Die groß angelegten Demontageaktionen und ihre negativen Folgen sind ein unbestreitbares Faktum. Sie sollten jedoch nicht überzeichnet werden und zu der Behauptung führen, die DDR sei bis zu ihrem Zusammenbruch von der Sowjetunion ausgeplündert worden (311). Nüchtern betrachtet profitierte die DDR spätestens seit den 1960er Jahren von den Terms of Trade im deutsch-sowjetischen Handel. Sie konnte "weiche Waren" (nicht weltmarktfähige Industrieerzeugnisse) gegen "harte Waren" (weltmarktfähige Rohstoffe) eintauschen. [5]
Das Grundproblem der Darstellung im letzten Kapitel besteht darin, dass Musial die Trophäen- und Demontageaktionen nicht ausreichend in den Gesamtkontext der sowjetischen Reparationspolitik stellt. Schlichtweg falsch ist seine Behauptung, dass auf der Konferenz von Jalta die sowjetische Forderung, im Rahmen der Reparationen mindestens 10 Milliarden Dollar zu erhalten, von den Westalliierten bestätigt worden sei (257). Im Gegenteil, weder auf der Konferenz von Jalta noch auf der Konferenz von Potsdam gelang es, eine feste Reparationssumme zu fixieren. Stattdessen sollte jede Siegermacht ihre Reparationsforderungen im Wesentlichen aus ihrer eigenen Besatzungszone befriedigen. Mit dieser Regelung wurde Deutschland de facto reparationspolitisch geteilt.
Auch wird die Mitte 1946 erfolgte Wende in der Reparationspolitik, die zu einer Beendigung der einmaligen Entnahmen und zur Gründung sowjetischer Aktiengesellschaften (SAG) in der Sowjetischen Besatzungszone (SBZ) führte, von Musial gänzlich ausgeklammert. Dabei war es dieser Politikwechsel, der überhaupt erst zum Erhalt "industrieller Kerne" in der SBZ beitrug und einen Wiederaufbau ermöglichte.

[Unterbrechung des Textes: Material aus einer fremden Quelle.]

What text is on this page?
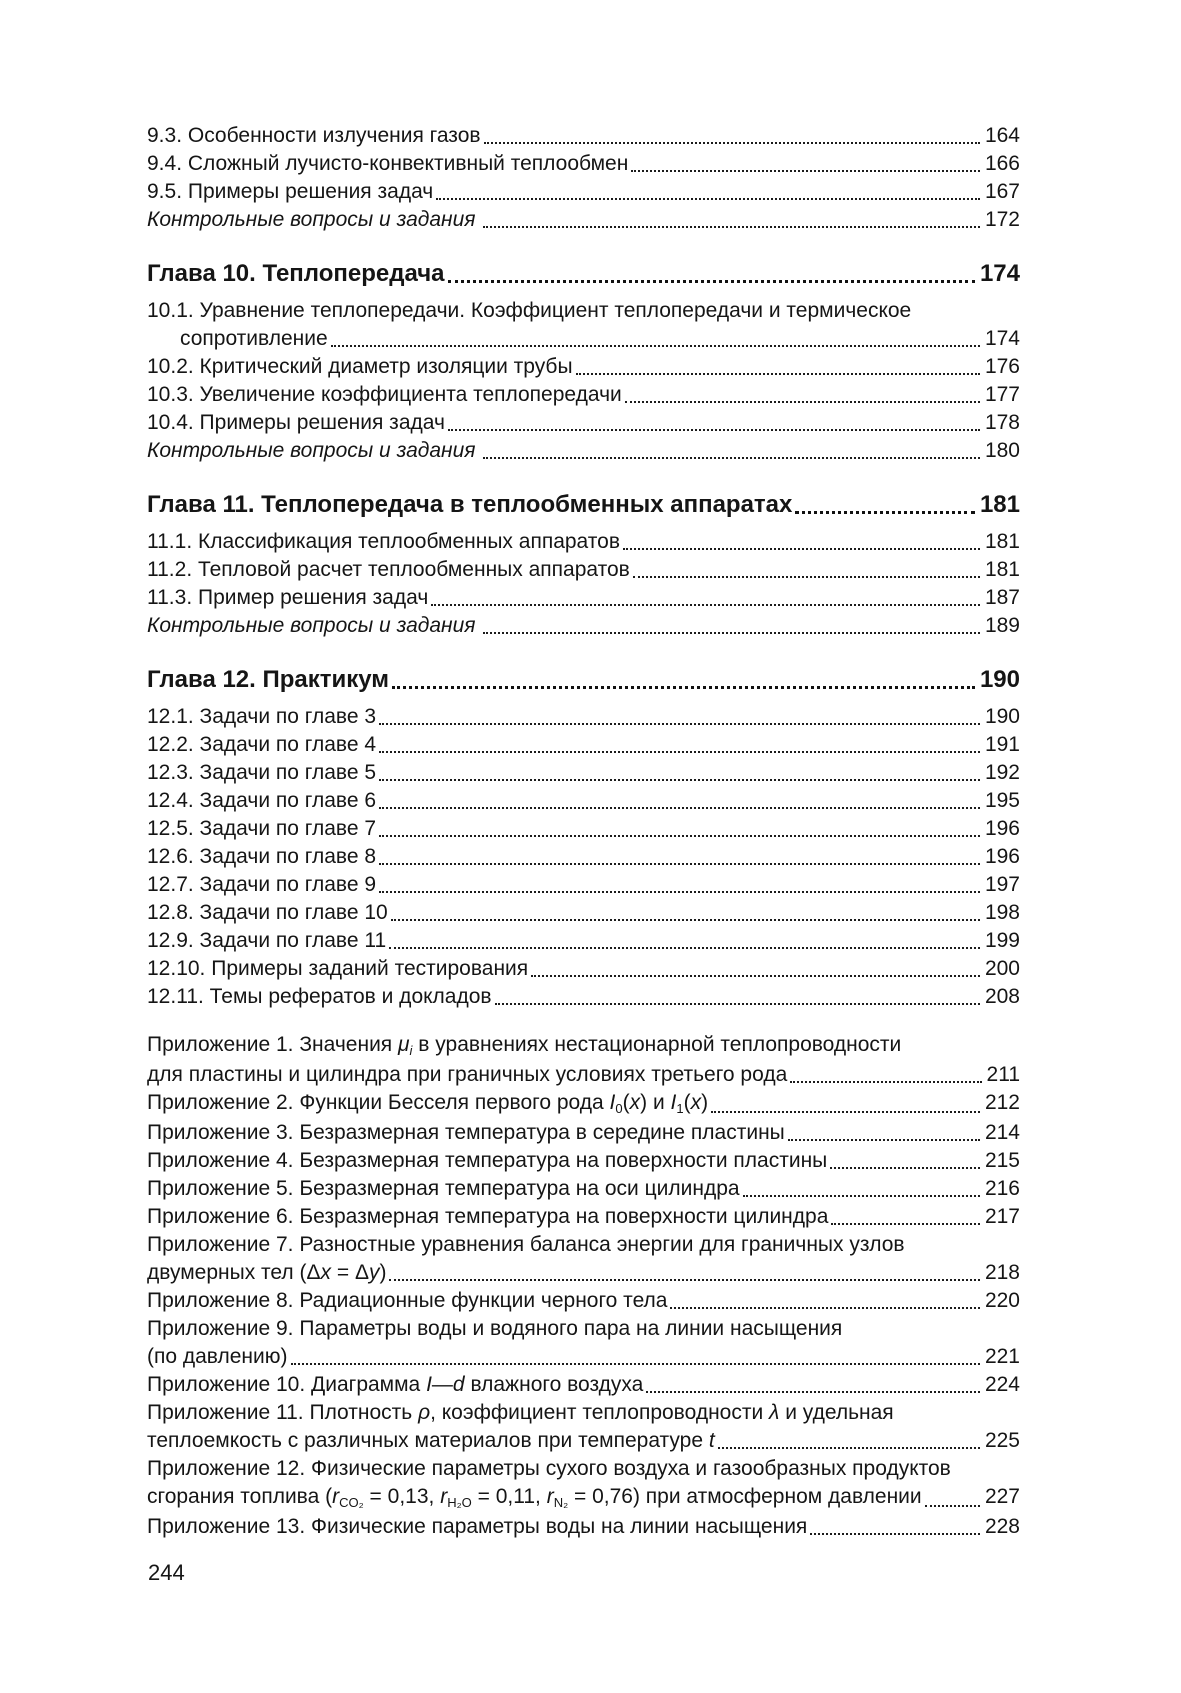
9.3. Особенности излучения газов	164
9.4. Сложный лучисто-конвективный теплообмен	166
9.5. Примеры решения задач	167
Контрольные вопросы и задания	172
Глава 10. Теплопередача	174
10.1. Уравнение теплопередачи. Коэффициент теплопередачи и термическое
сопротивление	174
10.2. Критический диаметр изоляции трубы	176
10.3. Увеличение коэффициента теплопередачи	177
10.4. Примеры решения задач	178
Контрольные вопросы и задания	180
Глава 11. Теплопередача в теплообменных аппаратах	181
11.1. Классификация теплообменных аппаратов	181
11.2. Тепловой расчет теплообменных аппаратов	181
11.3. Пример решения задач	187
Контрольные вопросы и задания	189
Глава 12. Практикум	190
12.1. Задачи по главе 3	190
12.2. Задачи по главе 4	191
12.3. Задачи по главе 5	192
12.4. Задачи по главе 6	195
12.5. Задачи по главе 7	196
12.6. Задачи по главе 8	196
12.7. Задачи по главе 9	197
12.8. Задачи по главе 10	198
12.9. Задачи по главе 11	199
12.10. Примеры заданий тестирования	200
12.11. Темы рефератов и докладов	208
Приложение 1. Значения μi в уравнениях нестационарной теплопроводности
для пластины и цилиндра при граничных условиях третьего рода	211
Приложение 2. Функции Бесселя первого рода I0(x) и I1(x)	212
Приложение 3. Безразмерная температура в середине пластины	214
Приложение 4. Безразмерная температура на поверхности пластины	215
Приложение 5. Безразмерная температура на оси цилиндра	216
Приложение 6. Безразмерная температура на поверхности цилиндра	217
Приложение 7. Разностные уравнения баланса энергии для граничных узлов
двумерных тел (Δx = Δy)	218
Приложение 8. Радиационные функции черного тела	220
Приложение 9. Параметры воды и водяного пара на линии насыщения
(по давлению)	221
Приложение 10. Диаграмма I—d влажного воздуха	224
Приложение 11. Плотность ρ, коэффициент теплопроводности λ и удельная
теплоемкость с различных материалов при температуре t	225
Приложение 12. Физические параметры сухого воздуха и газообразных продуктов
сгорания топлива (rCO₂ = 0,13, rH₂O = 0,11, rN₂ = 0,76) при атмосферном давлении	227
Приложение 13. Физические параметры воды на линии насыщения	228
244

Immer wieder stößt man auf ungelöste methodische Probleme. Wie sind beispielsweise die Effekte der Demontagen von Hydrierwerken zur Herstellung von Benzin aus Kohle zu bewerten? Die immens aufwendige Hydriertechnik konnte überhaupt nur unter den Sonderbedingungen des Krieges entstehen. In der Nachkriegszeit verlor sie rasch ihren Wert, da die Benzinherstellung aus Kohle gegenüber dem billigen Erdöl nicht konkurrenzfähig war. So protestierten die Betreiber zwar gegen die teilweise Demontage von Hydrierwerken in den Westzonen, erkannten aber bald, dass deren Weiterbetrieb betriebswirtschaftlich nicht zu vertreten war. Auch die Sowjetunion als rohstoffreiches Land brauchte solche Anlagen eigentlich nicht. Zudem erwiesen sich die Demontage und der anschließende Wiederaufbau derartiger Werke als so kompliziert, dass dies nicht in einem einzigen Fall gelang.
Das größte methodische Problem bei der Untersuchung der volkswirtschaftlichen Effekte der Reparationen besteht in der Bewertung der jeweiligen Leistungen (demontierte Maschinen, Auslandsvermögen, Entnahmen aus der laufenden Produktion, Patente, Arbeitsleistungen usw.). Während die Gläubiger danach trachten, die Leistungen der Schuldner möglichst niedrig anzusetzen, versuchten diese ihrerseits möglichst hohe Gutschriften für ihre Leistungen zu erhalten. Dies war nicht nur ein Problem der sowjetischen Reparationsrechnung, sondern traf auch auf das Handeln der Westalliierten zu.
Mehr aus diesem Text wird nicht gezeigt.